The 1998 match — Brazil’s 2-1 win at the Stade de France in the opening match of that tournament — was watched by an estimated 500 million people worldwide, the largest single TV audience for any Scotland fixture in the country’s history. Carlos Cesar Sampaio scored after five minutes; Tom Boyd’s own goal in the 74th minute decided the match after John Collins’s earlier penalty equaliser. That game is the direct historical predecessor of this 2026 fixture, and a generation of Scottish supporters watching in Miami in 2026 will have watched the 1998 opener live, on television, as 8- to 18-year-olds. The cultural weight is significant.
Tactically, the matchup is the most asymmetric of the group. Steve Clarke’s Scotland will set up in a 5-4-1 block, ceding territory and possession to Brazil, looking to win moments — set pieces, transitions, a McTominay late run. Carlo Ancelotti’s Brazil, by this point in the tournament, will likely have clinched round-of-16 qualification and may rotate, but the starting eleven if Brazil need a result for top spot is the strongest in the group: Alisson; Wesley, Marquinhos, Gabriel Magalhães, Douglas Santos; Bruno Guimarães, Casemiro; Raphinha, Lucas Paquetá, Vinícius Júnior; with a starting No. 9 from Igor Thiago, Rayan, or — in a knockout-style selection — Neymar dropping deep behind a single forward.
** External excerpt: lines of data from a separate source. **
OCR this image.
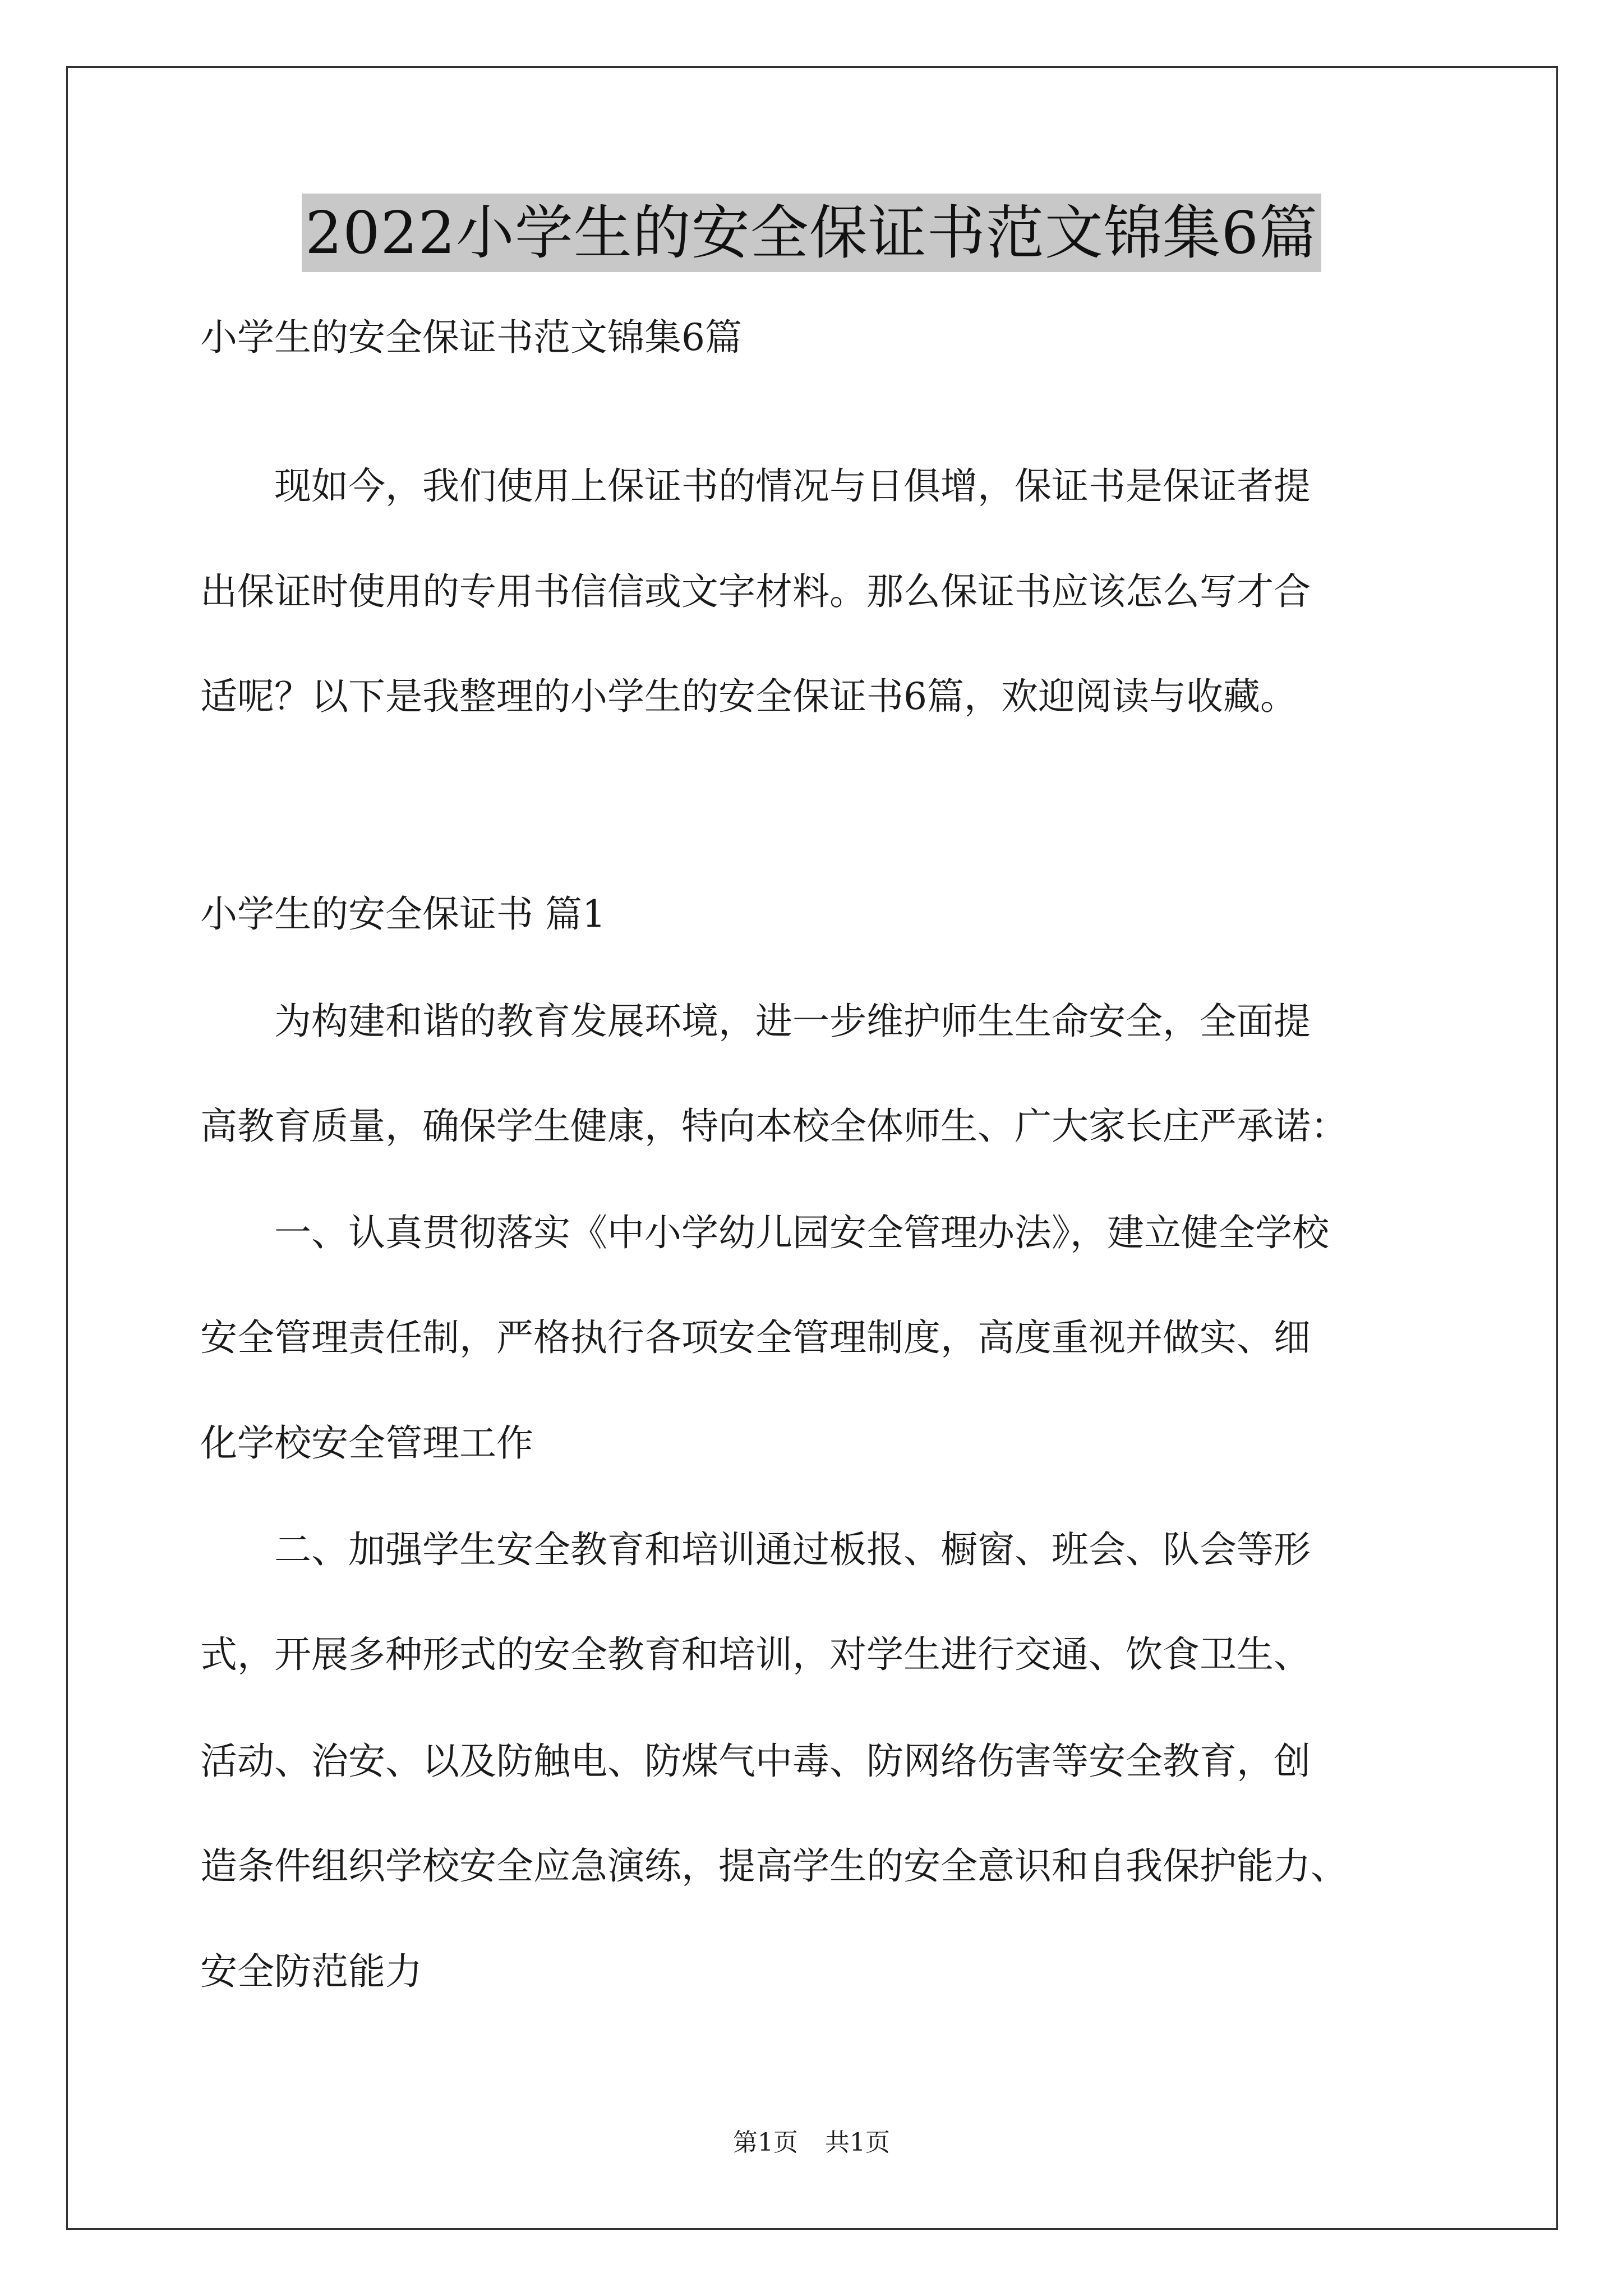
2022小学生的安全保证书范文锦集6篇
小学生的安全保证书范文锦集6篇
　　现如今，我们使用上保证书的情况与日俱增，保证书是保证者提
出保证时使用的专用书信信或文字材料。那么保证书应该怎么写才合
适呢？以下是我整理的小学生的安全保证书6篇，欢迎阅读与收藏。
小学生的安全保证书 篇1
　　为构建和谐的教育发展环境，进一步维护师生生命安全，全面提
高教育质量，确保学生健康，特向本校全体师生、广大家长庄严承诺：
　　一、认真贯彻落实《中小学幼儿园安全管理办法》，建立健全学校
安全管理责任制，严格执行各项安全管理制度，高度重视并做实、细
化学校安全管理工作
　　二、加强学生安全教育和培训通过板报、橱窗、班会、队会等形
式，开展多种形式的安全教育和培训，对学生进行交通、饮食卫生、
活动、治安、以及防触电、防煤气中毒、防网络伤害等安全教育，创
造条件组织学校安全应急演练，提高学生的安全意识和自我保护能力、
安全防范能力
第1页 共1页
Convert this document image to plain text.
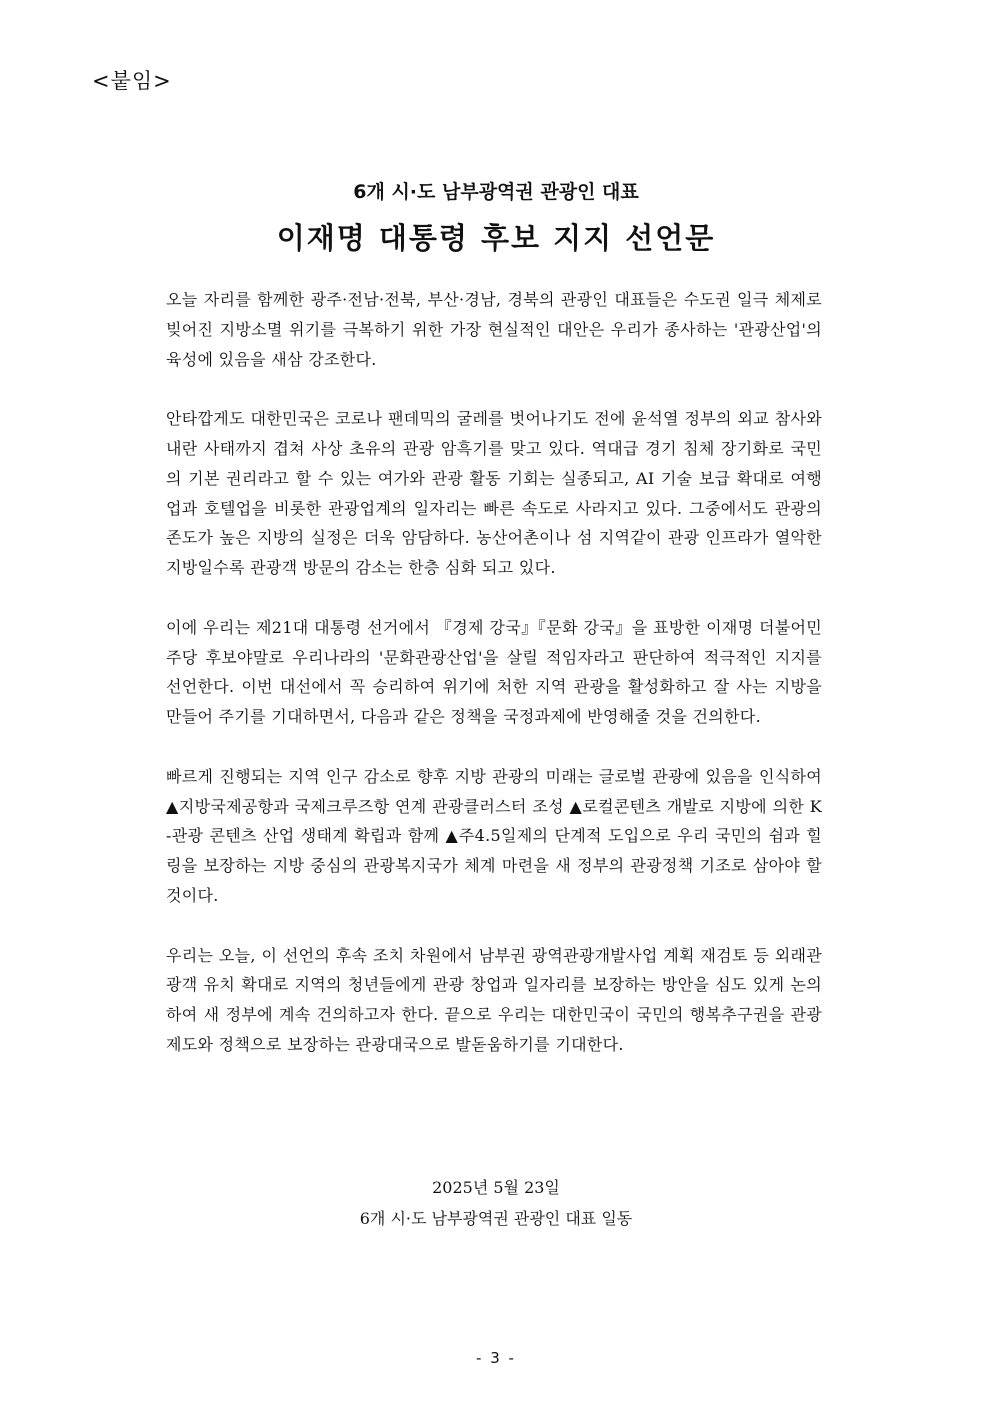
<붙임>
6개 시·도 남부광역권 관광인 대표
이재명 대통령 후보 지지 선언문

오늘 자리를 함께한 광주·전남·전북, 부산·경남, 경북의 관광인 대표들은 수도권 일극 체제로 빚어진 지방소멸 위기를 극복하기 위한 가장 현실적인 대안은 우리가 종사하는 '관광산업'의 육성에 있음을 새삼 강조한다.

안타깝게도 대한민국은 코로나 팬데믹의 굴레를 벗어나기도 전에 윤석열 정부의 외교 참사와 내란 사태까지 겹쳐 사상 초유의 관광 암흑기를 맞고 있다. 역대급 경기 침체 장기화로 국민의 기본 권리라고 할 수 있는 여가와 관광 활동 기회는 실종되고, AI 기술 보급 확대로 여행업과 호텔업을 비롯한 관광업계의 일자리는 빠른 속도로 사라지고 있다. 그중에서도 관광의존도가 높은 지방의 실정은 더욱 암담하다. 농산어촌이나 섬 지역같이 관광 인프라가 열악한 지방일수록 관광객 방문의 감소는 한층 심화 되고 있다.

이에 우리는 제21대 대통령 선거에서 『경제 강국』『문화 강국』을 표방한 이재명 더불어민주당 후보야말로 우리나라의 '문화관광산업'을 살릴 적임자라고 판단하여 적극적인 지지를 선언한다. 이번 대선에서 꼭 승리하여 위기에 처한 지역 관광을 활성화하고 잘 사는 지방을 만들어 주기를 기대하면서, 다음과 같은 정책을 국정과제에 반영해줄 것을 건의한다.

빠르게 진행되는 지역 인구 감소로 향후 지방 관광의 미래는 글로벌 관광에 있음을 인식하여 ▲지방국제공항과 국제크루즈항 연계 관광클러스터 조성 ▲로컬콘텐츠 개발로 지방에 의한 K-관광 콘텐츠 산업 생태계 확립과 함께 ▲주4.5일제의 단계적 도입으로 우리 국민의 쉼과 힐링을 보장하는 지방 중심의 관광복지국가 체계 마련을 새 정부의 관광정책 기조로 삼아야 할 것이다.

우리는 오늘, 이 선언의 후속 조치 차원에서 남부권 광역관광개발사업 계획 재검토 등 외래관광객 유치 확대로 지역의 청년들에게 관광 창업과 일자리를 보장하는 방안을 심도 있게 논의하여 새 정부에 계속 건의하고자 한다. 끝으로 우리는 대한민국이 국민의 행복추구권을 관광제도와 정책으로 보장하는 관광대국으로 발돋움하기를 기대한다.

2025년 5월 23일
6개 시·도 남부광역권 관광인 대표 일동
- 3 -
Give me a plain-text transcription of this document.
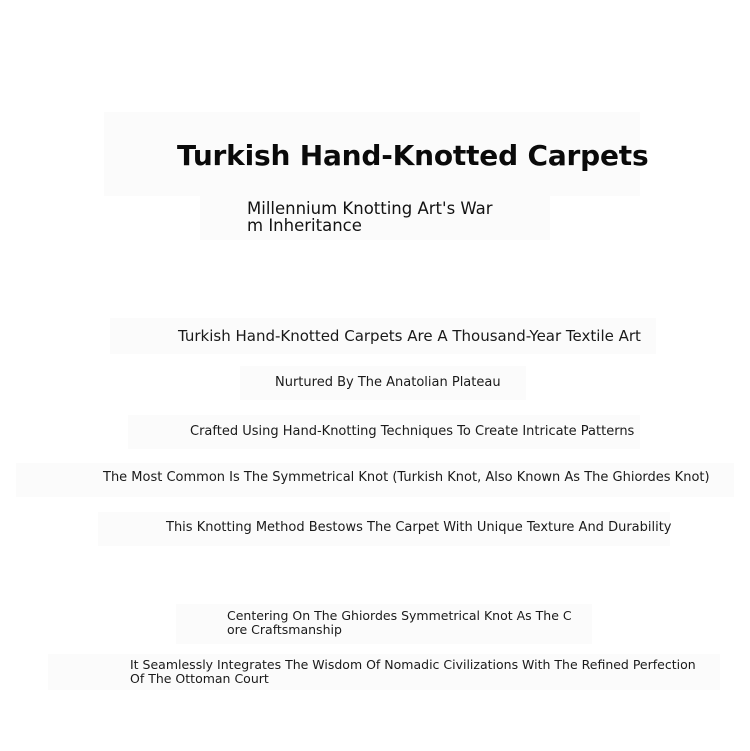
Turkish Hand-Knotted Carpets
Millennium Knotting Art's War
m Inheritance
Turkish Hand-Knotted Carpets Are A Thousand-Year Textile Art
Nurtured By The Anatolian Plateau
Crafted Using Hand-Knotting Techniques To Create Intricate Patterns
The Most Common Is The Symmetrical Knot (Turkish Knot, Also Known As The Ghiordes Knot)
This Knotting Method Bestows The Carpet With Unique Texture And Durability
Centering On The Ghiordes Symmetrical Knot As The C
ore Craftsmanship
It Seamlessly Integrates The Wisdom Of Nomadic Civilizations With The Refined Perfection
Of The Ottoman Court
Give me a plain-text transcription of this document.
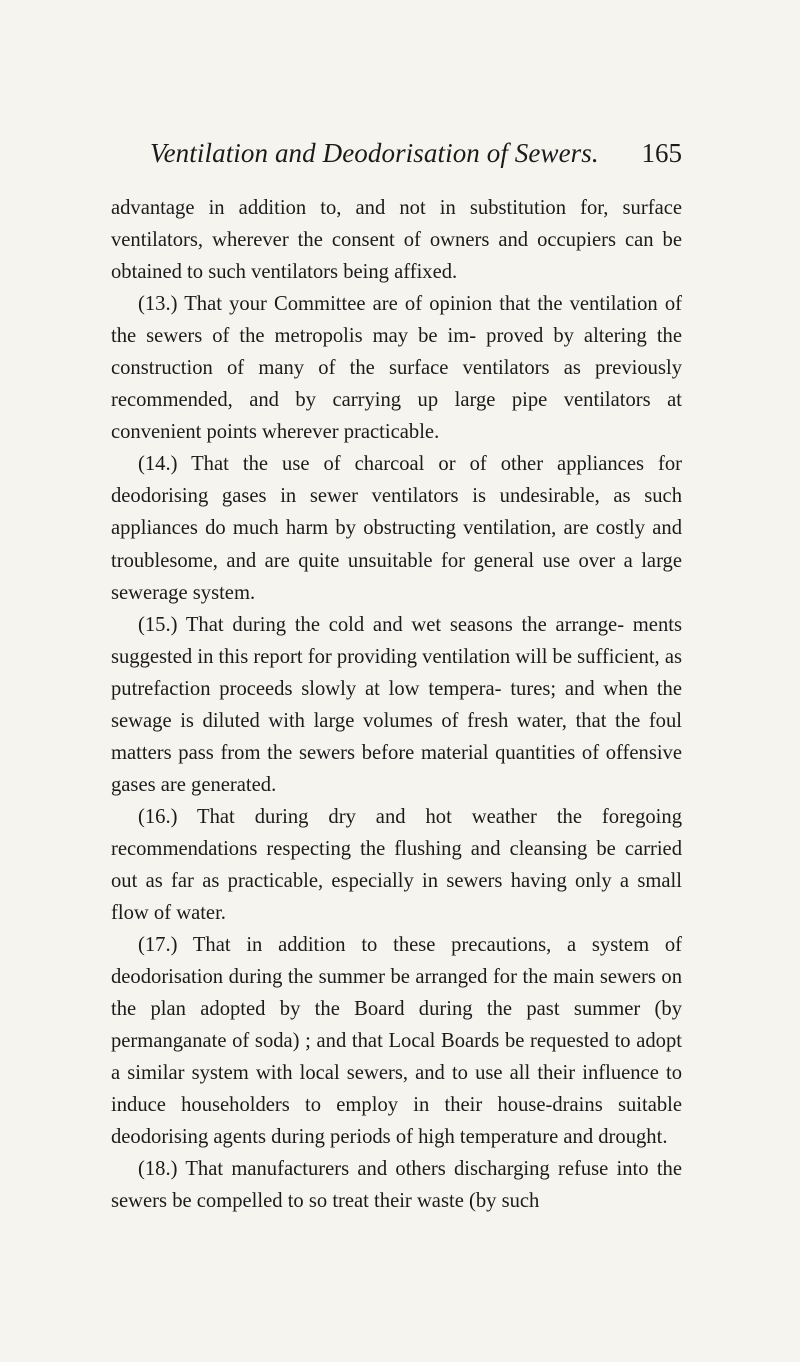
Ventilation and Deodorisation of Sewers. 165

advantage in addition to, and not in substitution for, surface ventilators, wherever the consent of owners and occupiers can be obtained to such ventilators being affixed.

(13.) That your Committee are of opinion that the ventilation of the sewers of the metropolis may be im- proved by altering the construction of many of the surface ventilators as previously recommended, and by carrying up large pipe ventilators at convenient points wherever practicable.

(14.) That the use of charcoal or of other appliances for deodorising gases in sewer ventilators is undesirable, as such appliances do much harm by obstructing ventilation, are costly and troublesome, and are quite unsuitable for general use over a large sewerage system.

(15.) That during the cold and wet seasons the arrange- ments suggested in this report for providing ventilation will be sufficient, as putrefaction proceeds slowly at low tempera- tures; and when the sewage is diluted with large volumes of fresh water, that the foul matters pass from the sewers before material quantities of offensive gases are generated.

(16.) That during dry and hot weather the foregoing recommendations respecting the flushing and cleansing be carried out as far as practicable, especially in sewers having only a small flow of water.

(17.) That in addition to these precautions, a system of deodorisation during the summer be arranged for the main sewers on the plan adopted by the Board during the past summer (by permanganate of soda) ; and that Local Boards be requested to adopt a similar system with local sewers, and to use all their influence to induce householders to employ in their house-drains suitable deodorising agents during periods of high temperature and drought.

(18.) That manufacturers and others discharging refuse into the sewers be compelled to so treat their waste (by such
The individual matchup of the day is Vinícius Júnior against either Aaron Hickey or Nathan Patterson at right wing-back for Scotland. Both Hickey (Brentford) and Patterson (Everton) are Premier League right-backs of genuine quality, but neither has a club-level experience of marking Vinícius across 90 minutes. Andy Robertson, on the other flank, may have an easier time against Raphinha given Liverpool-vs-Barcelona reps in friendlies and the captain’s tactical discipline, but the asymmetry of Scotland’s 3-4-2-1 means Robertson is the primary creative outlet for set pieces and quick restarts. Craig Gordon, the 43-year-old Hearts goalkeeper on his fourth tournament call-up, may be asked to produce one of the great World Cup goalkeeping shifts simply to keep Scotland in the match.
Group context: depending on results in the 13 June and 19 June fixtures, this match may already be a dead rubber for one or both sides, or it may be the decisive group-stage match in determining who advances and in what position. The Brazil-Morocco game on 13 June and the Scotland-Morocco game on 19 June will set the table; the 24 June fixture in Miami either confirms Brazil top of the group with Scotland or Morocco second, or it produces an upset that reshapes the round of 16 entirely.
Brazil 3-0 Scotland. Vinícius and Raphinha score, with a third from a substitute. Scotland defend bravely for an hour before quality opens the game.